Les frontières sont assurément changeantes pour délimiter en matière d’investissements immobiliers, ce qui relève de la gestion d’un patrimoine privé et ce qui entre dans une activité commerciale. La différence du point de vue du traitement fiscal est importante et alimente de nombreuses d’affaires devant les juridictions administratives. L’un des derniers dossiers bouclé par la Cour administrative mérite un petit éclairage (affaire 28 901, arrêt du 13 décembre 2011).

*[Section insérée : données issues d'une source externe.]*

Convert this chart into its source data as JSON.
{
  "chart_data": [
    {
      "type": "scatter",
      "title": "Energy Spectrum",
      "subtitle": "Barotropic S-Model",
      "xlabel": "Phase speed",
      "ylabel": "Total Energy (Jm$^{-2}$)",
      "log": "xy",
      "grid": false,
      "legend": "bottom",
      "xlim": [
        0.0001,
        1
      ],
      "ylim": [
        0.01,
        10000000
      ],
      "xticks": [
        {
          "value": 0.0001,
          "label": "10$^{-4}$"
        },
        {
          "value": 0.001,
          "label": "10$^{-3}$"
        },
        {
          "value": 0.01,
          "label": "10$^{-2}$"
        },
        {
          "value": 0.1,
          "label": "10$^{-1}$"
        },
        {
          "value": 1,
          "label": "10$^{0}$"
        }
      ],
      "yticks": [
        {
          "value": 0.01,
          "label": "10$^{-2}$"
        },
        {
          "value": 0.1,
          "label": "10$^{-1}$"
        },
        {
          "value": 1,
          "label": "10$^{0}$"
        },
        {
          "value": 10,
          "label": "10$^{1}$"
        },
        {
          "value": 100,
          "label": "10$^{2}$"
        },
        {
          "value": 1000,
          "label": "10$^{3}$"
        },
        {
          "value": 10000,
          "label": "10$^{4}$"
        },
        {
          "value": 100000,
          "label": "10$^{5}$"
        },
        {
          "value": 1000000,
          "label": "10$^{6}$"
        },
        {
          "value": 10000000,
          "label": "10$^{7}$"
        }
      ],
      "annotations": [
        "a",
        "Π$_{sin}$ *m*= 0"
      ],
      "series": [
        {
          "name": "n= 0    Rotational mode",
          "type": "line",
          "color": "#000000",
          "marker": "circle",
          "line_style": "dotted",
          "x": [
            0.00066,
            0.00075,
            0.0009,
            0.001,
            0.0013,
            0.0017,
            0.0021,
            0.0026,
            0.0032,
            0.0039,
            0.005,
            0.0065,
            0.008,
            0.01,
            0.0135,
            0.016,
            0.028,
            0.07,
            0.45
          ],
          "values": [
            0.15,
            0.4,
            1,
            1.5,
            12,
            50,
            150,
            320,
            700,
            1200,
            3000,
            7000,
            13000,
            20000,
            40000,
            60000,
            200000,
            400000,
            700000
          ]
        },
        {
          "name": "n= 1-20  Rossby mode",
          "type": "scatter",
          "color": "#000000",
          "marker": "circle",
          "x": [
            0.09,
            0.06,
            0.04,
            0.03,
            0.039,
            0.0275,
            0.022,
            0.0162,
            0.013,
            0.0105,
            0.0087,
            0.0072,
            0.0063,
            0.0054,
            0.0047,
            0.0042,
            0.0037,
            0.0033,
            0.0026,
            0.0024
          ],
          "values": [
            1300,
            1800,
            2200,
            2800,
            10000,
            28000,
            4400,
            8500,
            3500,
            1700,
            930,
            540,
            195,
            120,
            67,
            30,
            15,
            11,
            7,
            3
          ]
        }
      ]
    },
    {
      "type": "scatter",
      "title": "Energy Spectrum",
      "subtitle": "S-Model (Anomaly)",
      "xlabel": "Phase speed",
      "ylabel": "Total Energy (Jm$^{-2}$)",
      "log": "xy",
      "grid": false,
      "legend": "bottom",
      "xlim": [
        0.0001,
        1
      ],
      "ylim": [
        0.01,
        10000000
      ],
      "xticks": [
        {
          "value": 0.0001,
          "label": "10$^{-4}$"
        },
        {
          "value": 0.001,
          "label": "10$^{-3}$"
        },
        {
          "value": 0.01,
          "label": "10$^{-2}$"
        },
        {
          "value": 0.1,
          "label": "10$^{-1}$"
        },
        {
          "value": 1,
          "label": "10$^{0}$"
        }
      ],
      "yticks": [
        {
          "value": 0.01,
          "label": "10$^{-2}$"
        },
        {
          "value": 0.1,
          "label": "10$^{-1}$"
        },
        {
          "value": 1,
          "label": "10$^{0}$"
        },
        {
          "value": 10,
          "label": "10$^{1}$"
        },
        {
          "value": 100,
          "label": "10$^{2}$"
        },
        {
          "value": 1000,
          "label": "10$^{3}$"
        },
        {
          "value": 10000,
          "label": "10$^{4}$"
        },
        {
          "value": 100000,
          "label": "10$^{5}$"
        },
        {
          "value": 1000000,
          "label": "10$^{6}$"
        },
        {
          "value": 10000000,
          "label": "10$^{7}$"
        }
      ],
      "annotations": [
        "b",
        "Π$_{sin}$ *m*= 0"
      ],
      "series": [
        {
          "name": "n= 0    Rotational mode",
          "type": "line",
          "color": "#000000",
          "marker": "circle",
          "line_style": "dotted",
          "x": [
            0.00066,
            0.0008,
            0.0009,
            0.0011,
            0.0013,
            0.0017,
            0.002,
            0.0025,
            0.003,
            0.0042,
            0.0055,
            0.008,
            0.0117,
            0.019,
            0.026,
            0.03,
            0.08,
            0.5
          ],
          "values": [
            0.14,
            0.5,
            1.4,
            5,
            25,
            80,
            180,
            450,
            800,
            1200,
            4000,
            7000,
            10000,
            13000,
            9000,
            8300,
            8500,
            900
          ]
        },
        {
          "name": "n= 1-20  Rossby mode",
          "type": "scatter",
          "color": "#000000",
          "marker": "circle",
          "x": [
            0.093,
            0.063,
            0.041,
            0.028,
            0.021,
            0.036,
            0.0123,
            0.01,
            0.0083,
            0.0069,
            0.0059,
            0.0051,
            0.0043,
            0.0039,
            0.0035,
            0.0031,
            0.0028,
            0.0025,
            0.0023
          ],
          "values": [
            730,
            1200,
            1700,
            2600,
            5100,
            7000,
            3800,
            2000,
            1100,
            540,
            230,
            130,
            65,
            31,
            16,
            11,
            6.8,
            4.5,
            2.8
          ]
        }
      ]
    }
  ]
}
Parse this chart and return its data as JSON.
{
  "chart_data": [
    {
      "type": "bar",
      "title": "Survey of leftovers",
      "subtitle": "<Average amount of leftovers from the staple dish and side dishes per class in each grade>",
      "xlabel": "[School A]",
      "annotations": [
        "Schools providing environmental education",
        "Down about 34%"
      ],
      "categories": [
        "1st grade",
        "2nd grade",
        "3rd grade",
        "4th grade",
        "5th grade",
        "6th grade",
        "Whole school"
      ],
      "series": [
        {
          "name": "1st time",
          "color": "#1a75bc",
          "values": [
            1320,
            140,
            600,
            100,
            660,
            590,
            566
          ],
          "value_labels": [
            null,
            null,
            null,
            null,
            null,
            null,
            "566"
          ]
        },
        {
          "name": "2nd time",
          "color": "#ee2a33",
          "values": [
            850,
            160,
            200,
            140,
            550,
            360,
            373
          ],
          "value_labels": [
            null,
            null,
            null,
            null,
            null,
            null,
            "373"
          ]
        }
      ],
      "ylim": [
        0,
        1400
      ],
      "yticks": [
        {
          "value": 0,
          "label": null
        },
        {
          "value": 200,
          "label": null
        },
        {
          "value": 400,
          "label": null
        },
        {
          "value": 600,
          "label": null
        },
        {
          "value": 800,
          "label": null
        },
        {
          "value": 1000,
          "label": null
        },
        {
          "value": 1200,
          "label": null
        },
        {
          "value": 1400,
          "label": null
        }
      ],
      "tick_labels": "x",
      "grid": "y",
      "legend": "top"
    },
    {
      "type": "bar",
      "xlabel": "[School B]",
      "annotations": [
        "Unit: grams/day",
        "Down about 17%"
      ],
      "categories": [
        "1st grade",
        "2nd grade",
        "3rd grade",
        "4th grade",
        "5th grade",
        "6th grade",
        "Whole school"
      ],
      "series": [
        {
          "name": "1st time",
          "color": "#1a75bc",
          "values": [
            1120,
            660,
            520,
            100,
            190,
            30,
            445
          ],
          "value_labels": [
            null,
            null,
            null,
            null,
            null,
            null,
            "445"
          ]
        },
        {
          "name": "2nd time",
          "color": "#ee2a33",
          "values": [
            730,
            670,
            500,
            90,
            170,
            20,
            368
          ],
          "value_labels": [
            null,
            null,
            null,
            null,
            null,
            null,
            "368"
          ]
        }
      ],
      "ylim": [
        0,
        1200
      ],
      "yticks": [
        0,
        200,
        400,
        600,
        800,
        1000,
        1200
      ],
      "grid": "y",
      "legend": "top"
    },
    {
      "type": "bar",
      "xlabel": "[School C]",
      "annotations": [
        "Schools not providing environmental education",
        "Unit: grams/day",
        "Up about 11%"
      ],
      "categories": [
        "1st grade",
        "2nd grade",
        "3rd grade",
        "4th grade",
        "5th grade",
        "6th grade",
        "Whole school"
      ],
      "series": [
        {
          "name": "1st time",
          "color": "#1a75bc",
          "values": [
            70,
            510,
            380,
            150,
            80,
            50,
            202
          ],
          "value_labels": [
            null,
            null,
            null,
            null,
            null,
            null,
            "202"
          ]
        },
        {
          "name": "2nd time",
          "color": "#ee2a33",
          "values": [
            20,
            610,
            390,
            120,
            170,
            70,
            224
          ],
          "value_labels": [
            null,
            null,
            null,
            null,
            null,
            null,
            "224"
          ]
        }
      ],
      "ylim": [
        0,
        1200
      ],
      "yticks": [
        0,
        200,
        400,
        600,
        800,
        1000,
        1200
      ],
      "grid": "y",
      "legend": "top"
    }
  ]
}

Les époux mettaient en cause un bulletin d’impôt sur le revenu pour 2004, dans lequel l’Administration des contributions directes avait établi leur revenu net imposable à 2,060 millions d’euros et les avait imposés pour un montant de 403 213 euros. Le couple avait contesté ce bulletin, dans une première étape devant le directeur de l’ACD, en raison notamment de divergences de vues sur le bénéfice de cessation, le revenu de capitaux mobiliers et le revenu net de location. À défaut d’avoir obtenu une réponse dans les délais requis, ils ont saisi dans une seconde étape le tribunal administratif, qui leur avait donné partiellement raison en réformant le bulletin 2004, considérant qu’il n’y avait pas, dans le chef de l’époux, d’activité commerciale ; les opérations immobilières réalisées relevant de la sphère privée du couple. Condamné à payer une indemnité de procédure, l’État avait alors interjeté appel.
Au centre de l’affaire : un complexe résidentiel de plus de dix appartements construit de A à Z et partiellement revendu. L’État a considéré que la copropriété des époux faisait partie d’un « grand projet immobilier » résidentiel qu’ils ont développé à la fin des années 1990 : 103,90 ares répartis en six lots, dont certains feront l’objet, alors qu’ils n’étaient pas encore construits, d’un transfert de propriété. Dans un second temps, une fois le complexe résidentiel sorti de terre, le couple opta pour faire passer une partie de ce patrimoine foncier dans son patrimoine privé. On est en février 2002 : ils vendent à une sàrl qui leur est proche une partie du terrain destiné à accueillir plus tard la copropriété. Une fois que la résidence de dix appartements sera construite, ils en rétrocéderont en 2009 trois à leurs enfants. Un appartement sera vendu en 2003 à un tiers pour 440 000 euros et les neuf autres seront loués.
Le bureau d’imposition va toutefois considérer, du moins pour l’année 2004, les activités immobilières privées du couple comme la « continuation » de ses activités commerciales habituelles, mais en nom personnel.
Du point de vue fiscal, ça signifie une imposition au titre du bénéfice commercial, plus forte que si elle était passée en une activité relevant de la gestion d’un patrimoine privé. L’agent du fisc avait d’ailleurs fait savoir ses intentions de procéder ainsi dès l’imposition de l’exercice 2002. À cette époque, le couple n’avait pas jugé utile de contester son bulletin d’imposition, de sorte qu’il est devenu définitif et donc incontestable. Ce n’est qu’après l’exercice fiscal 2004 que tout « rentrera dans l’ordre » et que l’administration fiscale acceptera que la copropriété relève du patrimoine privé du couple.
Pour la Cour administrative, il y avait en tout cas en 2004 un intérêt financier évident pour le couple de faire passer dans son patrimoine privé des biens immobiliers avec effet au 15 mars 2002: les terrains à l’époque n’étaient pas construits, la résidence n’ayant été achevée qu’à la fin de l’année 2003.
La facture à régler à l’Administration des contributions sera bien de plus de 400 000 euros.